Federal workers took to the streets in downtown Denver Thursday afternoon to protest the government shutdown.

DENVER — A group of federal workers who protested the government shutdown in downtown Denver Thursday afternoon said they have been through this before. 

The protest comes on Day 20 of the government shutdown, tying it for the second-longest in U.S. history.
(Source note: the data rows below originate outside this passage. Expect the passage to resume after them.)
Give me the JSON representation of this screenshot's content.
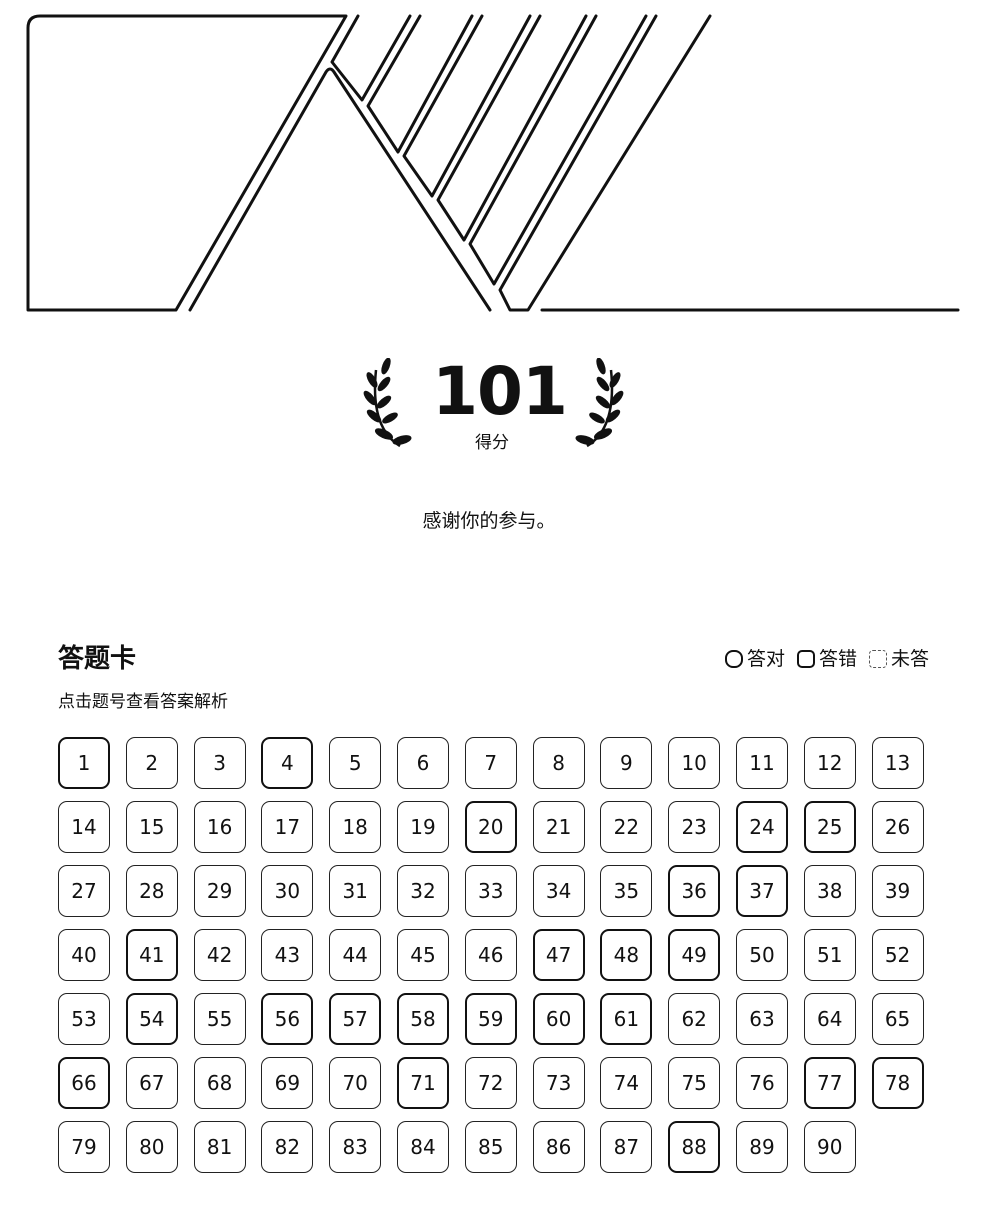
{
  "score": {
    "value": "101",
    "label": "得分"
  },
  "thanks_message": "感谢你的参与。",
  "answer_card": {
    "title": "答题卡",
    "hint": "点击题号查看答案解析",
    "legend": {
      "correct": "答对",
      "wrong": "答错",
      "unanswered": "未答"
    },
    "questions": [
      {
        "n": "1",
        "status": "wrong"
      },
      {
        "n": "2",
        "status": "correct"
      },
      {
        "n": "3",
        "status": "correct"
      },
      {
        "n": "4",
        "status": "wrong"
      },
      {
        "n": "5",
        "status": "correct"
      },
      {
        "n": "6",
        "status": "correct"
      },
      {
        "n": "7",
        "status": "correct"
      },
      {
        "n": "8",
        "status": "correct"
      },
      {
        "n": "9",
        "status": "correct"
      },
      {
        "n": "10",
        "status": "correct"
      },
      {
        "n": "11",
        "status": "correct"
      },
      {
        "n": "12",
        "status": "correct"
      },
      {
        "n": "13",
        "status": "correct"
      },
      {
        "n": "14",
        "status": "correct"
      },
      {
        "n": "15",
        "status": "correct"
      },
      {
        "n": "16",
        "status": "correct"
      },
      {
        "n": "17",
        "status": "correct"
      },
      {
        "n": "18",
        "status": "correct"
      },
      {
        "n": "19",
        "status": "correct"
      },
      {
        "n": "20",
        "status": "wrong"
      },
      {
        "n": "21",
        "status": "correct"
      },
      {
        "n": "22",
        "status": "correct"
      },
      {
        "n": "23",
        "status": "correct"
      },
      {
        "n": "24",
        "status": "wrong"
      },
      {
        "n": "25",
        "status": "wrong"
      },
      {
        "n": "26",
        "status": "correct"
      },
      {
        "n": "27",
        "status": "correct"
      },
      {
        "n": "28",
        "status": "correct"
      },
      {
        "n": "29",
        "status": "correct"
      },
      {
        "n": "30",
        "status": "correct"
      },
      {
        "n": "31",
        "status": "correct"
      },
      {
        "n": "32",
        "status": "correct"
      },
      {
        "n": "33",
        "status": "correct"
      },
      {
        "n": "34",
        "status": "correct"
      },
      {
        "n": "35",
        "status": "correct"
      },
      {
        "n": "36",
        "status": "wrong"
      },
      {
        "n": "37",
        "status": "wrong"
      },
      {
        "n": "38",
        "status": "correct"
      },
      {
        "n": "39",
        "status": "correct"
      },
      {
        "n": "40",
        "status": "correct"
      },
      {
        "n": "41",
        "status": "wrong"
      },
      {
        "n": "42",
        "status": "correct"
      },
      {
        "n": "43",
        "status": "correct"
      },
      {
        "n": "44",
        "status": "correct"
      },
      {
        "n": "45",
        "status": "correct"
      },
      {
        "n": "46",
        "status": "correct"
      },
      {
        "n": "47",
        "status": "wrong"
      },
      {
        "n": "48",
        "status": "wrong"
      },
      {
        "n": "49",
        "status": "wrong"
      },
      {
        "n": "50",
        "status": "correct"
      },
      {
        "n": "51",
        "status": "correct"
      },
      {
        "n": "52",
        "status": "correct"
      },
      {
        "n": "53",
        "status": "correct"
      },
      {
        "n": "54",
        "status": "wrong"
      },
      {
        "n": "55",
        "status": "correct"
      },
      {
        "n": "56",
        "status": "wrong"
      },
      {
        "n": "57",
        "status": "wrong"
      },
      {
        "n": "58",
        "status": "wrong"
      },
      {
        "n": "59",
        "status": "wrong"
      },
      {
        "n": "60",
        "status": "wrong"
      },
      {
        "n": "61",
        "status": "wrong"
      },
      {
        "n": "62",
        "status": "correct"
      },
      {
        "n": "63",
        "status": "correct"
      },
      {
        "n": "64",
        "status": "correct"
      },
      {
        "n": "65",
        "status": "correct"
      },
      {
        "n": "66",
        "status": "wrong"
      },
      {
        "n": "67",
        "status": "correct"
      },
      {
        "n": "68",
        "status": "correct"
      },
      {
        "n": "69",
        "status": "correct"
      },
      {
        "n": "70",
        "status": "correct"
      },
      {
        "n": "71",
        "status": "wrong"
      },
      {
        "n": "72",
        "status": "correct"
      },
      {
        "n": "73",
        "status": "correct"
      },
      {
        "n": "74",
        "status": "correct"
      },
      {
        "n": "75",
        "status": "correct"
      },
      {
        "n": "76",
        "status": "correct"
      },
      {
        "n": "77",
        "status": "wrong"
      },
      {
        "n": "78",
        "status": "wrong"
      },
      {
        "n": "79",
        "status": "correct"
      },
      {
        "n": "80",
        "status": "correct"
      },
      {
        "n": "81",
        "status": "correct"
      },
      {
        "n": "82",
        "status": "correct"
      },
      {
        "n": "83",
        "status": "correct"
      },
      {
        "n": "84",
        "status": "correct"
      },
      {
        "n": "85",
        "status": "correct"
      },
      {
        "n": "86",
        "status": "correct"
      },
      {
        "n": "87",
        "status": "correct"
      },
      {
        "n": "88",
        "status": "wrong"
      },
      {
        "n": "89",
        "status": "correct"
      },
      {
        "n": "90",
        "status": "correct"
      }
    ]
  }
}
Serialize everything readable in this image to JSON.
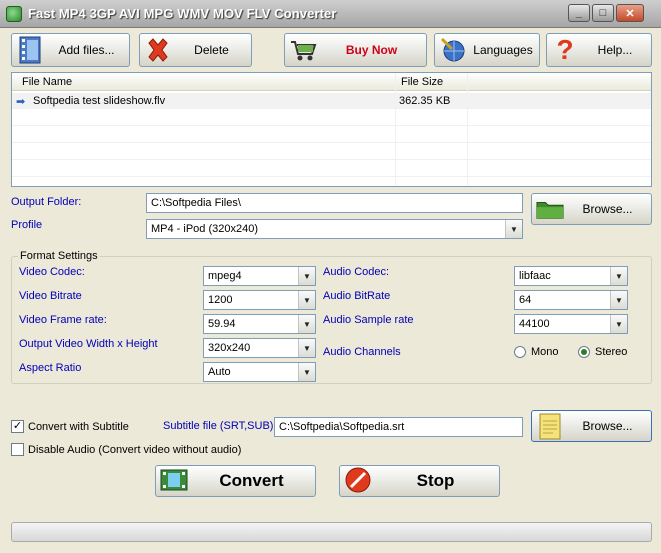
{
  "window": {
    "title": "Fast MP4 3GP AVI MPG WMV MOV FLV Converter"
  },
  "toolbar": {
    "add_files": "Add files...",
    "delete": "Delete",
    "buy_now": "Buy Now",
    "languages": "Languages",
    "help": "Help..."
  },
  "file_list": {
    "columns": [
      "File Name",
      "File Size"
    ],
    "rows": [
      {
        "name": "Softpedia test slideshow.flv",
        "size": "362.35 KB"
      }
    ]
  },
  "output_folder": {
    "label": "Output Folder:",
    "value": "C:\\Softpedia Files\\",
    "browse": "Browse..."
  },
  "profile": {
    "label": "Profile",
    "value": "MP4 - iPod (320x240)"
  },
  "format_settings": {
    "title": "Format Settings",
    "video_codec": {
      "label": "Video Codec:",
      "value": "mpeg4"
    },
    "video_bitrate": {
      "label": "Video Bitrate",
      "value": "1200"
    },
    "video_frame_rate": {
      "label": "Video Frame rate:",
      "value": "59.94"
    },
    "output_size": {
      "label": "Output Video Width x Height",
      "value": "320x240"
    },
    "aspect_ratio": {
      "label": "Aspect Ratio",
      "value": "Auto"
    },
    "audio_codec": {
      "label": "Audio Codec:",
      "value": "libfaac"
    },
    "audio_bitrate": {
      "label": "Audio BitRate",
      "value": "64"
    },
    "audio_sample_rate": {
      "label": "Audio Sample rate",
      "value": "44100"
    },
    "audio_channels": {
      "label": "Audio Channels",
      "mono": "Mono",
      "stereo": "Stereo",
      "selected": "Stereo"
    }
  },
  "subtitle": {
    "checkbox_label": "Convert with Subtitle",
    "checked": true,
    "file_label": "Subtitle file (SRT,SUB)",
    "value": "C:\\Softpedia\\Softpedia.srt",
    "browse": "Browse..."
  },
  "disable_audio": {
    "label": "Disable Audio (Convert video without audio)",
    "checked": false
  },
  "actions": {
    "convert": "Convert",
    "stop": "Stop"
  },
  "icons": {
    "app": "app-icon",
    "add": "film-add-icon",
    "delete": "red-x-icon",
    "buy": "cart-icon",
    "languages": "pen-globe-icon",
    "help": "question-icon",
    "folder": "folder-icon",
    "subtitle_file": "notepad-icon",
    "convert": "film-icon",
    "stop": "stop-icon",
    "row": "arrow-right-icon"
  }
}
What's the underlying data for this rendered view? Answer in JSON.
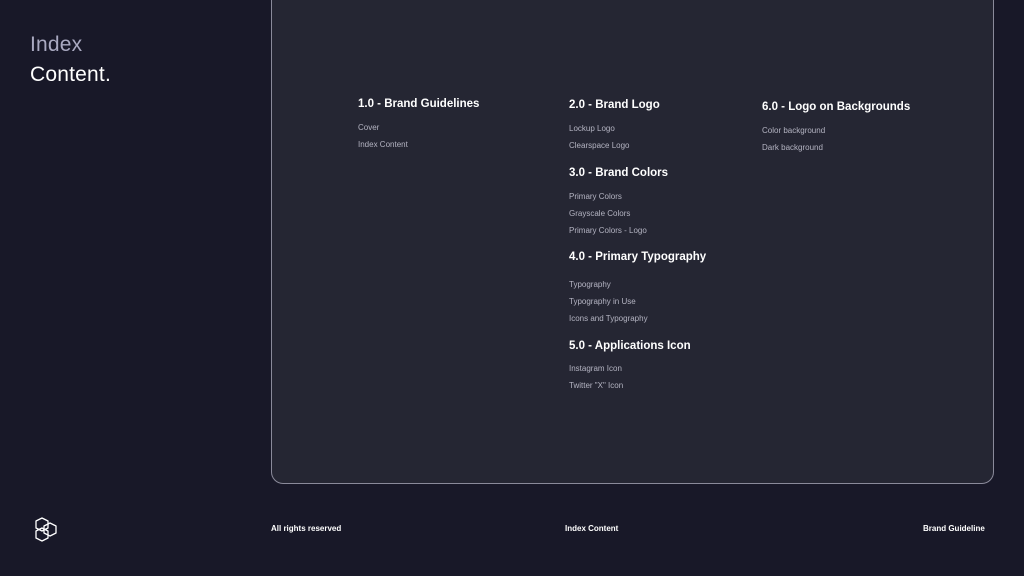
{
  "header": {
    "line1": "Index",
    "line2": "Content."
  },
  "sections": [
    {
      "heading": "1.0 - Brand Guidelines",
      "items": [
        "Cover",
        "Index Content"
      ]
    },
    {
      "heading": "2.0 - Brand Logo",
      "items": [
        "Lockup Logo",
        "Clearspace Logo"
      ]
    },
    {
      "heading": "3.0 - Brand Colors",
      "items": [
        "Primary Colors",
        "Grayscale Colors",
        "Primary Colors - Logo"
      ]
    },
    {
      "heading": "4.0 - Primary Typography",
      "items": [
        "Typography",
        "Typography in Use",
        "Icons and Typography"
      ]
    },
    {
      "heading": "5.0 - Applications Icon",
      "items": [
        "Instagram Icon",
        "Twitter \"X\"  Icon"
      ]
    },
    {
      "heading": "6.0 - Logo on Backgrounds",
      "items": [
        "Color background",
        "Dark background"
      ]
    }
  ],
  "footer": {
    "left": "All rights reserved",
    "center": "Index Content",
    "right": "Brand Guideline"
  },
  "icons": {
    "logo": "hexagon-knot-logo-icon"
  },
  "colors": {
    "background": "#181828",
    "panel": "#252633",
    "panel_border": "#8a8a9a",
    "muted_text": "#b4b4c2",
    "index_text": "#a9a9c0"
  }
}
The longest was in 1995, when Democrat Bill Clinton served as president. 

The shutdown has affected about 800,000 federal employees

"The last shutdown with Obama, I was not prepared," said Paul Zedeck, who works in cyber security.

That was a lesson he said prepared him for this round of gridlock. 

"After that experience, we decided to save up over the past many, many years," Zedeck said. "We've been able to save up about three months salary."

But Zedeck added that the longer this shutdown lasts, the more worried he gets -- a sentiment shared by others at the protest. 

"I have a bit of savings, but that's not going to last very long," said Barbara Conklin, who works at the Environmental Protection Agency. "To have to dip into retirement accounts is not an option."

Conklin and Zedeck both have been told to stay home until the government shutdown is over. 

"We're government servants literally, and we can't do that and we're not able to fulfill our oath of office when we chose to work for the federal government, which is that we will protect and defend the constitution," Conklin said.

The protesters delivered a message to Senator Corey Gardner's office thanking him for his stance that the shutdown needs to end. 

"To these 800,000 workers whose livelihoods are put at risk, this isn't a partisan issue," said Josh Downey, president of the Denver Area Labor Federation, the group that organized the protest.